FGL’s insurance subsidiaries are subject to various statutory and regulatory restrictions and the ability of its insurance subsidiaries to pay dividends is limited by applicable insurance laws and regulations. See Part I, Item 1A.“Business-Our Operating Subsidiaries-FGL-Regulation-Dividend and Other Distribution Payment Limitations”. The Iowa insurance law and the New York insurance law regulate the amount of dividends that may be paid in any year by FGL Insurance and FGL NY Insurance, respectively. This could limit both FGL’s ability to receive cash flow from its direct wholly owned subsidiary, FGH and FGH’s ability to receive cash flow from its direct wholly owned subsidiary, FGL Insurance, and FGL Insurance’s ability to receive cash flow from its direct wholly owned subsidiary, FGL NY Insurance.

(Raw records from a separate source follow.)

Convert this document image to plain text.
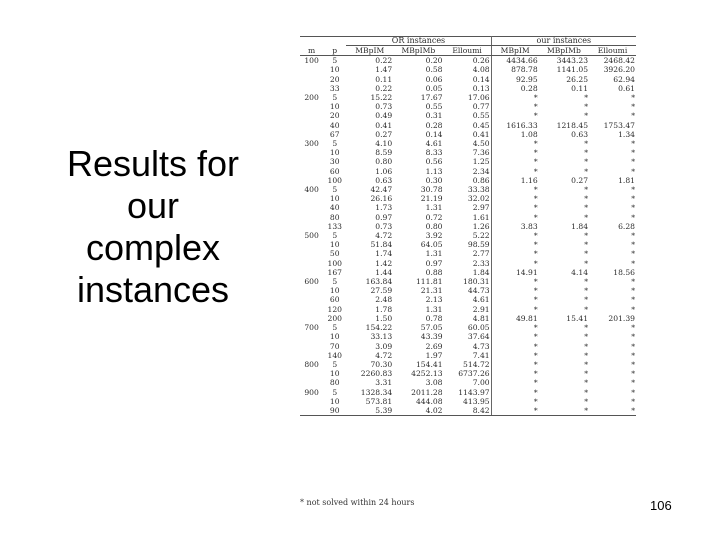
Results for
our
complex
instances
		OR instances			our instances		
m	p	MBpIM	MBpIMb	Elloumi	MBpIM	MBpIMb	Elloumi
100	5	0.22	0.20	0.26	4434.66	3443.23	2468.42
	10	1.47	0.58	4.08	878.78	1141.05	3926.20
	20	0.11	0.06	0.14	92.95	26.25	62.94
	33	0.22	0.05	0.13	0.28	0.11	0.61
200	5	15.22	17.67	17.06	*	*	*
	10	0.73	0.55	0.77	*	*	*
	20	0.49	0.31	0.55	*	*	*
	40	0.41	0.28	0.45	1616.33	1218.45	1753.47
	67	0.27	0.14	0.41	1.08	0.63	1.34
300	5	4.10	4.61	4.50	*	*	*
	10	8.59	8.33	7.36	*	*	*
	30	0.80	0.56	1.25	*	*	*
	60	1.06	1.13	2.34	*	*	*
	100	0.63	0.30	0.86	1.16	0.27	1.81
400	5	42.47	30.78	33.38	*	*	*
	10	26.16	21.19	32.02	*	*	*
	40	1.73	1.31	2.97	*	*	*
	80	0.97	0.72	1.61	*	*	*
	133	0.73	0.80	1.26	3.83	1.84	6.28
500	5	4.72	3.92	5.22	*	*	*
	10	51.84	64.05	98.59	*	*	*
	50	1.74	1.31	2.77	*	*	*
	100	1.42	0.97	2.33	*	*	*
	167	1.44	0.88	1.84	14.91	4.14	18.56
600	5	163.84	111.81	180.31	*	*	*
	10	27.59	21.31	44.73	*	*	*
	60	2.48	2.13	4.61	*	*	*
	120	1.78	1.31	2.91	*	*	*
	200	1.50	0.78	4.81	49.81	15.41	201.39
700	5	154.22	57.05	60.05	*	*	*
	10	33.13	43.39	37.64	*	*	*
	70	3.09	2.69	4.73	*	*	*
	140	4.72	1.97	7.41	*	*	*
800	5	70.30	154.41	514.72	*	*	*
	10	2260.83	4252.13	6737.26	*	*	*
	80	3.31	3.08	7.00	*	*	*
900	5	1328.34	2011.28	1143.97	*	*	*
	10	573.81	444.08	413.95	*	*	*
	90	5.39	4.02	8.42	*	*	*
* not solved within 24 hours	106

Each year FGL Insurance may pay a certain limited amount of ordinary dividends or other distributions without being required to obtain the prior consent of the Iowa Commissioner. FGL Insurance is required to provide advance written notice to the Iowa Commissioner of its intention to pay dividends that are deemed ordinary dividends and to request approval to pay dividends that are deemed extraordinary dividends. Pursuant to Iowa insurance law, ordinary dividends are payments, together with all other such payments within the preceding twelve months, that do not exceed the greater of (i) 10% of FGL Insurance’s statutory surplus as regards policyholders as of December 31 of the preceding year; or (ii) the net gain from operations of FGL Insurance (excluding realized capital gains) for the 12-month period ending December 31 of the preceding year. Dividends may only be paid out of statutory earned surplus.

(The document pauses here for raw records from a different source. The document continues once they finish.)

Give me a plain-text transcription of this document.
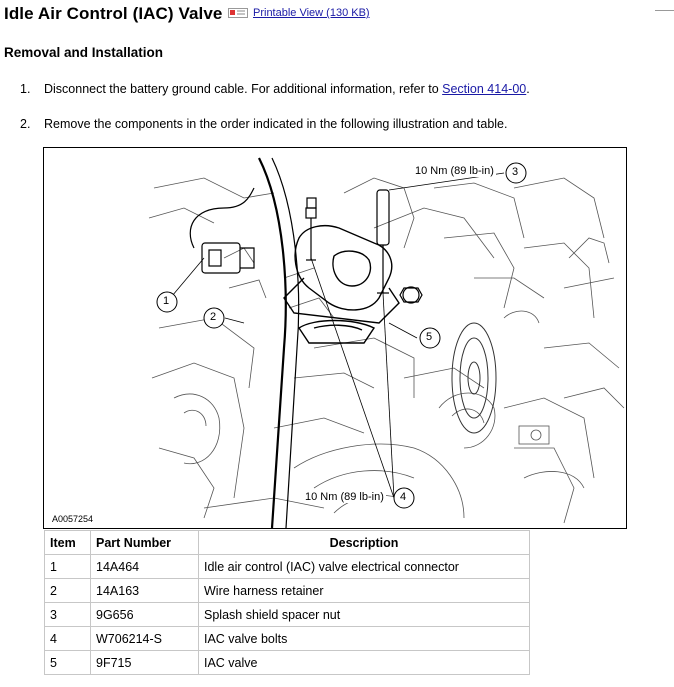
Idle Air Control (IAC) Valve	Printable View (130 KB)
Removal and Installation
1.	Disconnect the battery ground cable. For additional information, refer to Section 414-00.
2.	Remove the components in the order indicated in the following illustration and table.
1
2
3
4
5
10 Nm (89 lb-in)
10 Nm (89 lb-in)
A0057254
Item	Part Number	Description
1	14A464	Idle air control (IAC) valve electrical connector
2	14A163	Wire harness retainer
3	9G656	Splash shield spacer nut
4	W706214-S	IAC valve bolts
5	9F715	IAC valve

Dividends in excess of FGL Insurance’s ordinary dividend capacity are referred to as extraordinary and require prior approval of the Iowa Commissioner. In deciding whether to approve a request to pay an extraordinary dividend, Iowa insurance law requires the Iowa Commissioner to consider the effect of the dividend payment on FGL Insurance’s surplus and financial condition generally and whether the payment of the dividend will cause FGL Insurance to fail to meet its required RBC ratio. In addition, Delaware law may impose requirements that may restrict FGL’s ability to pay dividends to holders of FGL’s common stock. FGL Insurance has not paid out extraordinary dividends since 2008, and in the future FGL Insurance may be required to request approval to pay an extraordinary dividend and there is no guarantee such a request would be approved by the Iowa Commissioner.

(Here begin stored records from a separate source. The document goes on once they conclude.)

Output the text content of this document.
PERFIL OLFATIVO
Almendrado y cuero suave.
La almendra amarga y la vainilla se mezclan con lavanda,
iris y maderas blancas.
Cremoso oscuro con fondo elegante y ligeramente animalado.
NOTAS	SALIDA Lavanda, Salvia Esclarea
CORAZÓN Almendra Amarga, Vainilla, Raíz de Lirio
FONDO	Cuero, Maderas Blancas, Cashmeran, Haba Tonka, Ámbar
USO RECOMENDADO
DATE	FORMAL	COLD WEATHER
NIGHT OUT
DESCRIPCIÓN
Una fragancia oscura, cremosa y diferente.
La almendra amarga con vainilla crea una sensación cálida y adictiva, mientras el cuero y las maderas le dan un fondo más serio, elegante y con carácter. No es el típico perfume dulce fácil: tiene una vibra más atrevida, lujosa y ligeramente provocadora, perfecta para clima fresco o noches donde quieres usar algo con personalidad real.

It is possible that in the future, FGL’s insurance subsidiaries may be unable to pay dividends or distributions to FGL in an amount sufficient to meet its obligations or to pay dividends due to a lack of sufficient statutory net gain from operations, a diminishing statutory policyholders surplus, changes to the Iowa or New York insurance laws or regulations or for some other reason. Further, the covenants in the agreement governing the existing indebtedness of FGH significantly restrict its ability to pay dividends, which further limits FGL’s ability to obtain cash or other assets from FGL’s subsidiaries. If FGL’s subsidiaries cannot pay sufficient dividends or distributions to FGL in the future, FGL would be unable to meet its obligations or to pay dividends. This would negatively affect FGL’s business and financial condition as well as the trading price of FGL’s common stock.